You know those moments in product marketing when everything goes sideways, and that chaos teaches you exactly what not to do next time?
Yeah, I’ve had a few of those.
I’m Jeremy Hemsworth, and I lead product marketing for Jira Product Discovery at Atlassian. I’ve been lucky to work at companies like Microsoft, Salesforce, and Ramp – and let’s just say I’ve collected my fair share of marketing merit badges (and battle scars).
In this piece, I’m sharing seven hard-won lessons from the trenches – lessons about internal advocacy, sales alignment, digital experiments that paid off, and the big misses that taught me to think differently.
You might already know some of this (King Solomon was right; there really is nothing new under the sun), but I promise there’s something in here you can apply today – or when your next big pivot hits.
Lesson #1: Focus where it counts
In a job interview, have you ever been asked, “Tell me about a time you failed”? Me too. This story is my answer to that question.
After business school, my first role was at Microsoft, on the go-to-market team.
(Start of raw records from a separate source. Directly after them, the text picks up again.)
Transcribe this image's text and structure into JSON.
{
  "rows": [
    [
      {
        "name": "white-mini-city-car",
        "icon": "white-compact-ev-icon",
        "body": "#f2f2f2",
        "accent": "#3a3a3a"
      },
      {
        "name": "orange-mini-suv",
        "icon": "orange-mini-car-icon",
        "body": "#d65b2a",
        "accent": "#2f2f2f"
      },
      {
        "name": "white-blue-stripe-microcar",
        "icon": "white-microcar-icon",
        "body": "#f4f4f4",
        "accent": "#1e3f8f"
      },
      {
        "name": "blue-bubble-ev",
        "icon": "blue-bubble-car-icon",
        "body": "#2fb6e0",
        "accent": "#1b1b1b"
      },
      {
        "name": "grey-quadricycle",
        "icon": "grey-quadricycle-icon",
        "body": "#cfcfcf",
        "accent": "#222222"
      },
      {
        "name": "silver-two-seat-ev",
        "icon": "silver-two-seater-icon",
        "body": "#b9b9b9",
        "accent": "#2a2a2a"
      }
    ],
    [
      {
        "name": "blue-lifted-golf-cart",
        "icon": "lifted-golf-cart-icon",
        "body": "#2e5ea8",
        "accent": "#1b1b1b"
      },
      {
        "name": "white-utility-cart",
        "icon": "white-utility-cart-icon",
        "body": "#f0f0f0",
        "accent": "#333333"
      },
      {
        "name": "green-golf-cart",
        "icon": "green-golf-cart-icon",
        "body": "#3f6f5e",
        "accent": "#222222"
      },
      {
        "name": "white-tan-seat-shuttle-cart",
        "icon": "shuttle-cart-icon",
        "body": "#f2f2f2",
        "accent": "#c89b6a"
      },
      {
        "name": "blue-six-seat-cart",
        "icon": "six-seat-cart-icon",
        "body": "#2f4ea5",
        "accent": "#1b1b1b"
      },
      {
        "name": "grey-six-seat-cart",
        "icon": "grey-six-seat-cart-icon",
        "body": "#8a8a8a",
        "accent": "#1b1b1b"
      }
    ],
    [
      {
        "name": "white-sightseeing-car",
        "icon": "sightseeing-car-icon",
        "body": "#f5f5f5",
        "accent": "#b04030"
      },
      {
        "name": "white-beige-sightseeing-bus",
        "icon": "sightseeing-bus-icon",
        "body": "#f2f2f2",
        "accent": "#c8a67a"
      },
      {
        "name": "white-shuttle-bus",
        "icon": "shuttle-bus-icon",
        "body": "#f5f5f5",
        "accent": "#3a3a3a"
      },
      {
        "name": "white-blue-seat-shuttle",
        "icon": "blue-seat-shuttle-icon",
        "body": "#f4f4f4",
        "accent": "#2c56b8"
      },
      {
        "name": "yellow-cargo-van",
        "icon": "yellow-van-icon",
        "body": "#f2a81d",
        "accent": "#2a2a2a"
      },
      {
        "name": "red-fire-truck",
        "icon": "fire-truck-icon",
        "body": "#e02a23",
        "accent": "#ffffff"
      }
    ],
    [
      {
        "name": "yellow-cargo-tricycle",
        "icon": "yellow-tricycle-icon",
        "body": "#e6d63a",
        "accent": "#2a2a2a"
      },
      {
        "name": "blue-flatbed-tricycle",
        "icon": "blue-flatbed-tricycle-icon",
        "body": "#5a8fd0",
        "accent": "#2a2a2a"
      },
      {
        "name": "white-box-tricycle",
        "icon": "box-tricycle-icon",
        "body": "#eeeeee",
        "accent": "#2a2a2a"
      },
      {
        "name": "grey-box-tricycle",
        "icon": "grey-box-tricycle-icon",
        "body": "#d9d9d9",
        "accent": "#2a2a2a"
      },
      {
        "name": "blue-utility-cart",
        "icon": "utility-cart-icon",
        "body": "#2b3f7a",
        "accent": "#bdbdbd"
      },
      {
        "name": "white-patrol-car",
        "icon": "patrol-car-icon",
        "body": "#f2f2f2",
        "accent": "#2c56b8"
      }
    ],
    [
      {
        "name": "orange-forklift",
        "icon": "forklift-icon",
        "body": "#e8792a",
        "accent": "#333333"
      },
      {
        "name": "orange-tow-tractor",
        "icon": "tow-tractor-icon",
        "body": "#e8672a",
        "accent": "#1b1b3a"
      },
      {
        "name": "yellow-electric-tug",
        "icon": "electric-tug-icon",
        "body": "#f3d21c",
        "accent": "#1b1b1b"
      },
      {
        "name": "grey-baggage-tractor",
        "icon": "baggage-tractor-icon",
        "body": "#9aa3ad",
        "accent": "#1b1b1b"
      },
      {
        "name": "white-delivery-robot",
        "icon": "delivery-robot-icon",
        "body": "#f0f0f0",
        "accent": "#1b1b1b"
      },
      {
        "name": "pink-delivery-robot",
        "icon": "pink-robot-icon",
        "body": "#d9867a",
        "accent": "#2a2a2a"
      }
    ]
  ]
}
I owned a tool called the Value Discovery Workshop – essentially, a customizable presentation in a box for salespeople. Sales reps could select industry types, personas, and customer problems, and a tailored presentation would pop out. It was an amazing tool.
However, the tool faced a significant problem: nobody was using it. Only about 60 to 100 sellers used it monthly, which were horrible metrics for a tool that had a dedicated PMM and cost hundreds of thousands to maintain. My first task was to make this tool better. I asked my manager where I should start and was told that the major issue was the content, so I spent about six weeks working to improve it.
I spoke with every product marketer and product manager across the Microsoft Office suite to ensure the product truth was reflected. I consulted industry vertical managers, incorporating their insights. For weeks, I camped out at my agency’s office, meticulously rewriting hundreds of permutations across 16 scenarios, 11 industries, and three personas.
After all that work, I did some enablement calls and sent a few emails. The result? Still, only 60 to 100 sellers were using it – all that work for no appreciable impact.
Key learning: Always think about first principles
Looking back, the issue wasn’t the content. The problem was that sellers didn’t even know the tool existed. I spent all my time in the wrong place, trying to perfect content when the fundamental problem was awareness and enablement.
The lesson here is to always think about first principles: what’s the core problem, and what is the simplest, most effective way to solve it? Sometimes, it’s not what your leadership thinks the problem is.
Lesson #2: Don’t neglect internal marketing
The flip side of that Microsoft lesson came later when I was on an account-based marketing team focused on internal tooling for sales. Our tool surfaced insights to salespeople, using third- and first-party data to identify “hot leads”. Despite the value, the tool had only a 30% disposition rate, meaning only 30% of our recommendations were acted upon by sellers.
Armed with my previous experience, I knew the content or recommendations weren’t the issue; I left that to the product managers. My focus was entirely on educating the sales team and running an internal marketing program.
Driving adoption with internal campaigns
I joined as many sales team meetings and all-hands as possible. I had sales leadership send messages on my behalf and got top sellers to record testimonials about how they used the tool. To top it off, I ran an internal contest, giving away laptops and goodies like gold bar stress balls and cubicle flags (back when people were in offices).
This internal marketing campaign worked wonders, boosting the disposition rate from 30% to a staggering 90%. Salespeople saw the value of the tool, and crucially, they learned about it from their peers, which resonated far more than hearing it from marketing.
Internal initiatives at Atlassian
Now, at Atlassian, I’m running a similar internal initiative linked to our sponsorship of an F1 racing team. Sellers can earn spiffs for deals, which directly supports my goal of quadrupling revenue.
The internal marketing hook is that we’re sending top sellers to F1 races around the world. This not only excites the sales team, but it also helps me marshal internal resources. It gets budget from the CMO, prompts communications teams to push the message, and, importantly, gets the revenue operations team on board to prioritize our contest amidst internal competition for seller attention.